Own a Sierra or Berger loading manual? I don't own the Berger book, and the Sierra is about 15yrs old; but... IF you start with the load parameters the premier accuracy bulletmakers recommend, IE use their recommended primer and their bullet, you will not have to sacrifice a good barrel trying to reinvent the wheel.
How much "testing" you gonna do?
Got a new barrel from a new barrelmaker?
Do you see where I'm going with this?
If you were shooting lead boolits, then you got minimal throat wear, but you're not... So you're gonna test several primers and vary your loads by fractions of a grain to see what delivers the opitimum. How many primers? What weights of how many powders? Gonna stay with one bullet?
If this is how you get your jollies; by all means... Yet, if you're shooting enhanced velocity loads, small diameter bullets, using slow burn rate powders and testing 5 or 10 rds (maybe more?) to determine which powder, weight, and primer; you're looking at hundreds of rounds fired.
Barrel life might be 1200-3000rds on average for decent precision.

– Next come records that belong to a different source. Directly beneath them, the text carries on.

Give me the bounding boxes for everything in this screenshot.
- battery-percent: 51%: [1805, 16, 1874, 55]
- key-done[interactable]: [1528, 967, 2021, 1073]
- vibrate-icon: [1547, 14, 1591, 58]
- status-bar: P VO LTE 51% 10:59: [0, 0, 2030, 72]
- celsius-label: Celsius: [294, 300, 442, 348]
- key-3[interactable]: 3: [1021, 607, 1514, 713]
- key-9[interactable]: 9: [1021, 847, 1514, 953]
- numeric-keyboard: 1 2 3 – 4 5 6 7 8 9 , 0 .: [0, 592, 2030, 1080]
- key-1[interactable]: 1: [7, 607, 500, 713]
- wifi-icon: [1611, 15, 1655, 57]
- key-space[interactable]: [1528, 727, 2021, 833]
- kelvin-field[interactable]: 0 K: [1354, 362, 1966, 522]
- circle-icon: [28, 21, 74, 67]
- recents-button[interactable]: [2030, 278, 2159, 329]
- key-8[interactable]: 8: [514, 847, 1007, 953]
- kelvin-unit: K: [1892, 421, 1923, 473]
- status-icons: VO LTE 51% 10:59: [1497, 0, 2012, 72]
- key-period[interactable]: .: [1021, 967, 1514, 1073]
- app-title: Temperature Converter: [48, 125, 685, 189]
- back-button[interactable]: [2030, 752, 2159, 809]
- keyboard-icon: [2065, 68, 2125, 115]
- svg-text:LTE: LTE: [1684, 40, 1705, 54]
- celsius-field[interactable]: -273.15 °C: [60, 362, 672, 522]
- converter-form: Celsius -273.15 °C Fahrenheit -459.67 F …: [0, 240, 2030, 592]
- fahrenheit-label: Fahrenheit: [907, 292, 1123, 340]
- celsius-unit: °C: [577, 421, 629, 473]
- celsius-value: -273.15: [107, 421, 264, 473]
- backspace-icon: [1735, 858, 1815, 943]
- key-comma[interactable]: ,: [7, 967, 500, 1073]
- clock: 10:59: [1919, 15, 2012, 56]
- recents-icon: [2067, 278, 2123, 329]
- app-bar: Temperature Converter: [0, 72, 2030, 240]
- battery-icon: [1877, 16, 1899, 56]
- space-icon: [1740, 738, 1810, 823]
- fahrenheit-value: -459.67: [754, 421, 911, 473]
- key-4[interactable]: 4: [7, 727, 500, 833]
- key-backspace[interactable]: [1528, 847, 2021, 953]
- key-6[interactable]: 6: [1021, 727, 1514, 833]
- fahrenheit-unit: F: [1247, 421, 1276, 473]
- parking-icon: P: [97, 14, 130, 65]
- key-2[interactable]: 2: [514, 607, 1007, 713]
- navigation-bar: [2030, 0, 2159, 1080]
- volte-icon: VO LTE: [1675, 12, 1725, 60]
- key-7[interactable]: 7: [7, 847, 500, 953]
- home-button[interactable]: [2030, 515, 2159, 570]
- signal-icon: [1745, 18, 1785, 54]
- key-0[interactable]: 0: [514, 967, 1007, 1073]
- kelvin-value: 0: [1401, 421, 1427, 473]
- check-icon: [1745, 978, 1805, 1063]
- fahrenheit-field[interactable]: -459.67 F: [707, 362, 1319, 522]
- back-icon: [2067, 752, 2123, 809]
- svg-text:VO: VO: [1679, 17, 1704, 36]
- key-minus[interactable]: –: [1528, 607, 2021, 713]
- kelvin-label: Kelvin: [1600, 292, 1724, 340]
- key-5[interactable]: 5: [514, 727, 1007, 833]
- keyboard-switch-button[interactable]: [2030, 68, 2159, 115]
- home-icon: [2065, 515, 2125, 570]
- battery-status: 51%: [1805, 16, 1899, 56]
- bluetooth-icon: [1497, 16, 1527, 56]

Optimum precision likely ends about 800rds with a 6mm or 6.5mm Whizzer. Shooting a large magnum? Lots less, if you got a brake and don't let your barrel cool between shots.
Why reinvent the wheel? If you've shot-out your throat getting that one ideal load, will the next barrel work as well?
Probably buy the Berger book and shoot their optimum load for the bullet you like. Try a couple and see which bullet your rifle likes. If you stay with the "accuracy load" you've eliminated a lot of variables. Because you are asking questions of this sort, probably best advice is to shoot the "accuracy load" until you can't improve. If the bulletmaker's accuracy/optimum load won't perform for you; it's either you or the rifle, presuming you can load good ammunition.